On pourrait en rester là. Mais ce serait passer à côté du meilleur. Ainsi il faut saluer l’ambition avec laquelle Jaworski s’est ingénié à créer un système politique crédible et foisonnant. En mêlant des noms romains de grades militaires et politiques (le Sénat, la clientèle d’une grande famille, le grade de « centenier » qui correspond à « centurion ») à des institutions politiques spartiates (les deux rois en même temps) ou athéniennes (l’ostracisme, la politique d’expansion maritime), l’auteur réussit à créer un univers cohérent dans lequel les intrigues de palais de style vénitien s’intègrent parfaitement. On se bat à la rapière et à la dague comme pendant la Renaissance italienne, des musiciens jouent des sérénades et des spadassins portent des masques comme à Florence… C’est l’ensemble de l’âme méditerranéenne qu’a convoqué Jaworski pour faire vivre Ciudalia ! Il nous est même proposé de réfléchir à la nature du pouvoir et de la manière de le conserver grâce à l’invention d’un érudit fictif qui aurait consigné l’équivalent du Prince de Machiavel dans le monde inventé de nos héros… Intention louable mais qui m’a laissé sur une frustration terrible, ayant imaginé que cela aurait une importance plus grande dans le récit, comme chez A. Damasio.
C’est d’ailleurs la seule limite du livre : ne pas aller au bout de ses idées. Son argot des voleurs est bien mené mais insuffisamment exploité. Pourquoi ne pas amplifier son usage dans la structure même de la narration ? Ses réflexions théoriques sur la nature du pouvoir aurait pu mener à une confrontation épique d’orateurs dans la chambre des Cent-dix au lieu d’une passe d’arme avec un vieillard dans une chambre poussiéreuse…
Dans le même registre, certains personnages auraient mérité un développement un peu plus profond comme le pote de Phalange ou la fille du Podestat qui ont pourtant une influence considérable sur le comportement de Benvenuto…

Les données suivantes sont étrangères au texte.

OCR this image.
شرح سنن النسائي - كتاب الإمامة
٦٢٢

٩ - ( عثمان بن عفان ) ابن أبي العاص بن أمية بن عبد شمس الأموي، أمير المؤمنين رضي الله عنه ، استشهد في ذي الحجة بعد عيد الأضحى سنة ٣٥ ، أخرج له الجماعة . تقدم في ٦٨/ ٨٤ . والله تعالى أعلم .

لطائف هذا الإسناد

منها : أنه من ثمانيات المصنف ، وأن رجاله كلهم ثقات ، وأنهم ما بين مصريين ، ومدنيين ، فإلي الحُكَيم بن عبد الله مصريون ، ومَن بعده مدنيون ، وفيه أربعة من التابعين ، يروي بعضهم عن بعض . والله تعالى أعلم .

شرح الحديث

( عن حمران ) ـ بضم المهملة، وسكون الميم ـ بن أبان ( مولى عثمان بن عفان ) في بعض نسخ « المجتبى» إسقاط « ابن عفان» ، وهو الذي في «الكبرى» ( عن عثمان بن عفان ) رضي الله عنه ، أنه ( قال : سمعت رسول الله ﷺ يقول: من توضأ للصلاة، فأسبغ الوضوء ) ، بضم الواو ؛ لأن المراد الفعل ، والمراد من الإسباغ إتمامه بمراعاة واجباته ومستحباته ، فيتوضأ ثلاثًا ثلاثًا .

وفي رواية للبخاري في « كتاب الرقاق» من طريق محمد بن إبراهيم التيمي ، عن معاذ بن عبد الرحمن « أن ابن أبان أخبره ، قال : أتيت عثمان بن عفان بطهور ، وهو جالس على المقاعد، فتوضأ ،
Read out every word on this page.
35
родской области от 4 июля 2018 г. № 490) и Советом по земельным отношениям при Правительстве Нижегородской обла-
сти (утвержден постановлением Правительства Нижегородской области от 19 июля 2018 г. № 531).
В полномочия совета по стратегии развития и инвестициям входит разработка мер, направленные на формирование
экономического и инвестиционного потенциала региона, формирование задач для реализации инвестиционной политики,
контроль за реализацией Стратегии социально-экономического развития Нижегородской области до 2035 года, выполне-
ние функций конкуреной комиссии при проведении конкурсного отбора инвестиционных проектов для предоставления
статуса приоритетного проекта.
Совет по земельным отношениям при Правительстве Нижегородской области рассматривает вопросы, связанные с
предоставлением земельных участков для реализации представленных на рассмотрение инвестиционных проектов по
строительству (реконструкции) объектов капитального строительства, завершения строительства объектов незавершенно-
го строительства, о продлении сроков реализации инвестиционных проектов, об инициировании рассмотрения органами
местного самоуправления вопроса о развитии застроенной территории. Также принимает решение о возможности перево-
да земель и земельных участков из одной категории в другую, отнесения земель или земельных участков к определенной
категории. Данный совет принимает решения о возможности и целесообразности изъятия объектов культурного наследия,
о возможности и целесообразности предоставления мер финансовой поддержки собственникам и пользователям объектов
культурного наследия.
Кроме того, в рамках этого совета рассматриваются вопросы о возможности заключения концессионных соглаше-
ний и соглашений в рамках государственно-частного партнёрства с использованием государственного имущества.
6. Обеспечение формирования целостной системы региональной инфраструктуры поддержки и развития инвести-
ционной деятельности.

Gagner la guerre reste malgré tout un des meilleurs romans de fantasy qu’il m’ait été donné de lire. Je l’ai évidemment dévoré trop vite, y grillant quelques points d’acuité visuelle, et le plus beau compliment que je puisse lui décerner, c’est il m’a conforté dans l’idée que la fantasy est une des régions de la littérature française les plus ambitieuses et exigeantes en ce moment, tant au niveau du travail sur la langue que des réflexions politiques.